City to pay $400K to meet ADA standards
Carson City officials expect the cost to upgrade its public buildings and parking lots to accommodate people with disabilities to reach $400,000, they said Wednesday.
Several changes to bathrooms, flushing levers, drinking fountain heights and doors are already taking place this year, but city staff expect to take five years to complete the work, said coordinator Tony Baker.
“We’ve already started working on some, doing repairs and trying to be in compliance,” Baker said. Baker, the city’s risk coordinator, was designated as the coordinator of the project.
The city settled with the U.S. Department of Justice last week after agreeing to make the necessary changes to meet Americans with Disabilities Act regulations. A random visit by federal representatives of the justice department prompted the city to draft the plan.
“Helping cities across the country become accessible under Project Civic Access remains a top priority for the department,” according to Justice Department statement issued last week.
In order to comply with the agreement, the city will:
– Start installing curb ramps or other sloped areas at any intersection having curbs or other barriers to entry from a street walkway.
– Provide better parking access and signs at the Aquatic Center, Roberts House, Northgate Engineering and Planning Department building, Community Center, Mills Park, Centennial Park and Softball Complex, Eagle Valley Golf Course, Environmental Health, parks and Streets Department complex, Juvenile Justice Center, Governor’s Field Park and Edmonds Park.
– Raise drinking fountains in several buildings to allow people with disabilities to drink from them.
– Lower the ticket window counter and the concession stand counter at the Pony Express Pavilion to 3 feet high to allow wheelchair access.
– Alter flush valves in several restrooms to allow for access by disabled patrons.
The city has also committed to providing facilities for disabled visitors and inmates at the jail and justice center. Within one year, the city plans to equip at least one visitor room with no fixed seat on each side of the partition to allow access for inmates and visitors using a wheelchair. Also, at least one text telephone with explanatory signs will be provided at the jail.

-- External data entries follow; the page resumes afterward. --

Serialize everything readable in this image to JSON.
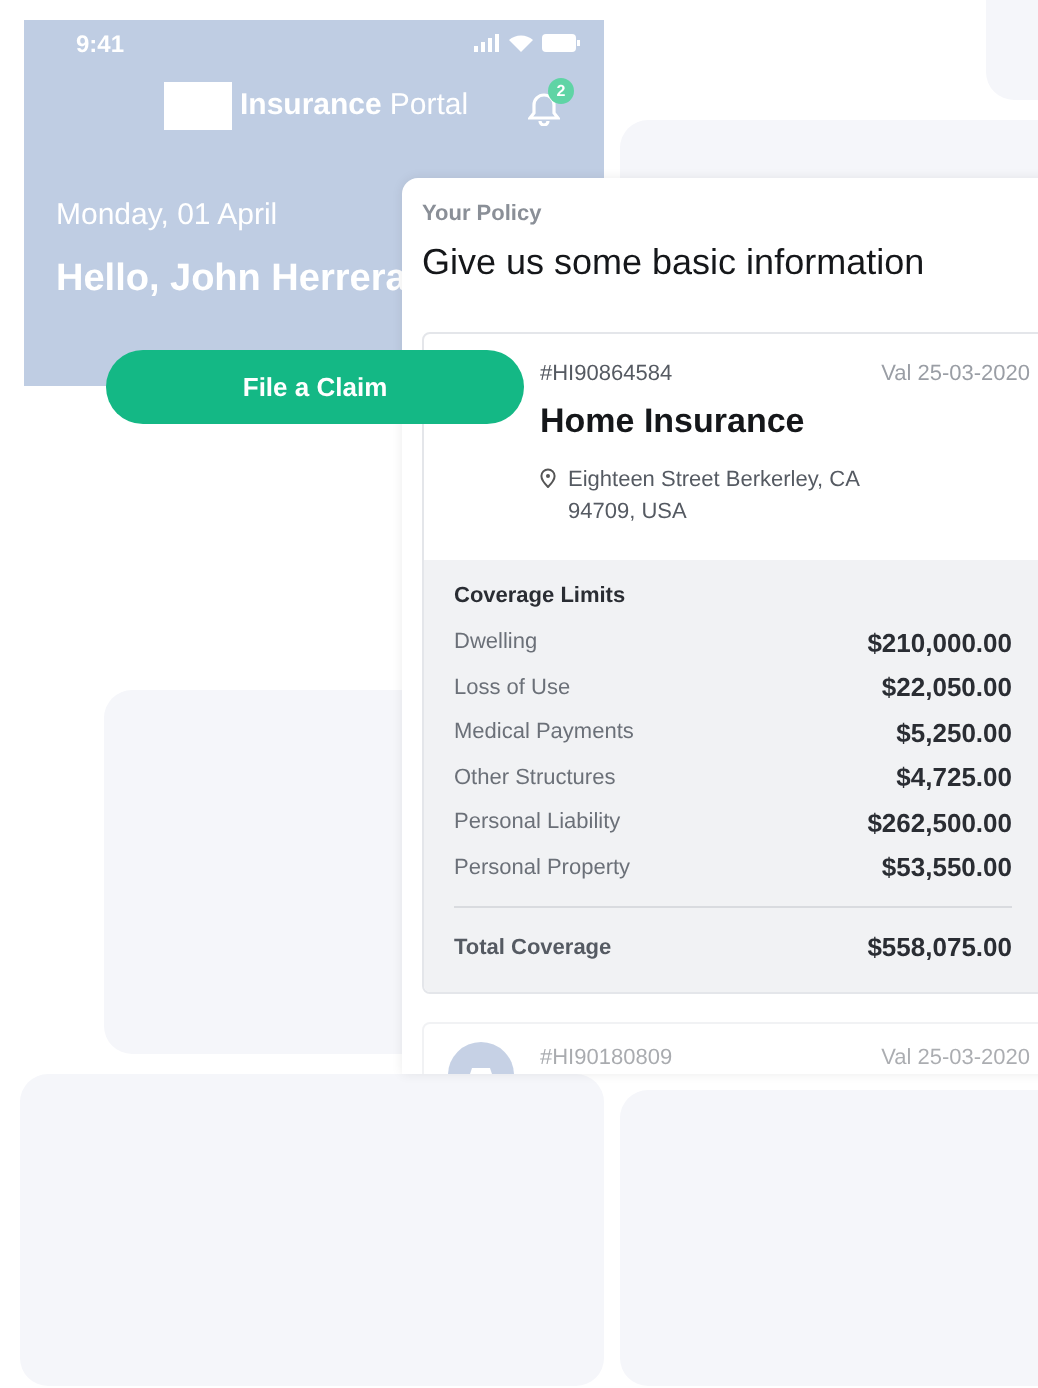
{
  "phone_header": {
    "status_time": "9:41",
    "app_title_bold": "Insurance",
    "app_title_light": "Portal",
    "notification_count": "2",
    "date": "Monday, 01 April",
    "greeting": "Hello, John Herrera"
  },
  "claim_button": {
    "label": "File a Claim"
  },
  "policy_panel": {
    "eyebrow": "Your Policy",
    "heading": "Give us some basic information",
    "policies": [
      {
        "kind": "home",
        "dimmed": false,
        "number": "#HI90864584",
        "valid": "Val 25-03-2020",
        "title": "Home Insurance",
        "address": "Eighteen Street Berkerley, CA 94709, USA",
        "coverage": {
          "title": "Coverage Limits",
          "rows": [
            {
              "label": "Dwelling",
              "amount": "$210,000.00"
            },
            {
              "label": "Loss of Use",
              "amount": "$22,050.00"
            },
            {
              "label": "Medical Payments",
              "amount": "$5,250.00"
            },
            {
              "label": "Other Structures",
              "amount": "$4,725.00"
            },
            {
              "label": "Personal Liability",
              "amount": "$262,500.00"
            },
            {
              "label": "Personal Property",
              "amount": "$53,550.00"
            }
          ],
          "total_label": "Total Coverage",
          "total_amount": "$558,075.00"
        }
      },
      {
        "kind": "car",
        "dimmed": true,
        "number": "#HI90180809",
        "valid": "Val 25-03-2020"
      }
    ]
  }
}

Toilet room doors in the jail’s holding area will be changed to require no more than 5 pounds of pressure to open and the toilet flush valve in the men’s toilet room will be easier to operate.
One accessible cell in the main housing area in both the men’s and women’s units will be retrofitted with an entry door that is at least 32-inches wide and have a bed that has maneuvering space of at least 36 inches wide so inmates in wheelchairs can transfer into the bed.
Approved by city supervisors, changes to facilities have been prioritized with the most important being done first, Baker said.
“Our major goal is to get to the most critical items first for ADA compliance,” Baker said.
If completed on time, the city will not face penalties, Baker said. The city will pay for the projects using the general fund and has designated $50,000 his year.